どんな個体であれ産まれてきた瞬間に生きるチャンスが与えられます。産ませるために働きかけたもの(=飼い主)が、彼らの持つチャンスを「権利」という言葉にわざわざ置き換えて、第三者に苦労(将来起こるかもしれない弊害を含む)を譲り渡すことが問題なのです。つまり自分の責任を他人へ譲渡することを問題としているのです。そして自分の勉強不足が招いているという事実を受け止めようとしないことも。
ブリーダーを目指すのであれば、動物たち個体の問題と自分の行為の問題とを区別して考えることができなければなりません。

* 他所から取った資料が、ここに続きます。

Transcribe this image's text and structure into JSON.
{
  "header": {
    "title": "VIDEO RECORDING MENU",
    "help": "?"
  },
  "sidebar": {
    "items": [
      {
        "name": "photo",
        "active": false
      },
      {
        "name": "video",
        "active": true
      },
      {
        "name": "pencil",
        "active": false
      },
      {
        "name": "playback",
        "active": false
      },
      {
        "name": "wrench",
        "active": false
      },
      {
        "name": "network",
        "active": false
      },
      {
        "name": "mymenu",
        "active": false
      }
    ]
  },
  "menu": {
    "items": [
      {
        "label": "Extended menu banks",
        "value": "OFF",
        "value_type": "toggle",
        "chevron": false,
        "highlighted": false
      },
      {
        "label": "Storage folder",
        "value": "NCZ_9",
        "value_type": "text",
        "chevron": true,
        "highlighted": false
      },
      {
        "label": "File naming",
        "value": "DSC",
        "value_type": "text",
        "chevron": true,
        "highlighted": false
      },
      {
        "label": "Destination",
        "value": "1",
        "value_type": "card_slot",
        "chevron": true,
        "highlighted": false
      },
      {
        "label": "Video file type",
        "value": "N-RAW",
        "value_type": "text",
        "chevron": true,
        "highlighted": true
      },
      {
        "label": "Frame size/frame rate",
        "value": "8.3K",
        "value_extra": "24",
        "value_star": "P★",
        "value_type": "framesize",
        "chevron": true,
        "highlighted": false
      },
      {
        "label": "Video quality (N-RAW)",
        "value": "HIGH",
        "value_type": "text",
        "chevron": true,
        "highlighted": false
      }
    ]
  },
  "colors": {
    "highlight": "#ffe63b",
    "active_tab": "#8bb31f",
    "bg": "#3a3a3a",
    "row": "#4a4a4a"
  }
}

他人に有償であれ無償であれ譲渡するのならば、より良い個体であるべきです。
それ以外は自分で育てるか、処理する――かつて犬のシリアスホビーブリーダーさんにお話しを伺ったところ、
『産ませてみて、望んでいた個体(スタンダードに適う個体、ライン維持に必要な個体)が出なかったら安楽死させるくらいの覚悟がないのなら、どんな動物でも繁殖はしては行けない』
と強く言われました。さらに『譲渡した個体が将来疾患を起こしたとき、まったく責任を負いたくないのならブリーダーにはなれないよ』
これはどんな動物のブリーディングにも当てはまることだと思われます。むろんハムスターにも。≫関連;安楽死の一例
安楽死させることがなくなるように、スタンダード、毛色遺伝学、遺伝的疾患、ライン作りにはともかく多くの情報と勉強していくことが必要であり、その勉強にゴールはなく、自分で勝手にゴールを作ってもいけません。
なぜ良い個体以外は譲渡しないのか。
それは将来遺伝的疾患で悲しむ飼い主を出さないためです。そして何より種を守るため。
ハムスターの場合は犬や猫のように去勢避妊手術が受けられません。産まれてきた個体が“ミスカラー”でも飼い主如何で繁殖を行なうことができてしまいます。たとえペットタイプの個体と名うっていても、「我が子の可愛い子供がみたい」と飼い主さんが思えば…。
だからこそブリーダーならば、他人に自制を求めるよりも自分が考え働きかけていくべきです。ラインを正常に維持し、世の中に巣立たせる個体はすべて良質な個体であることが必須なのです。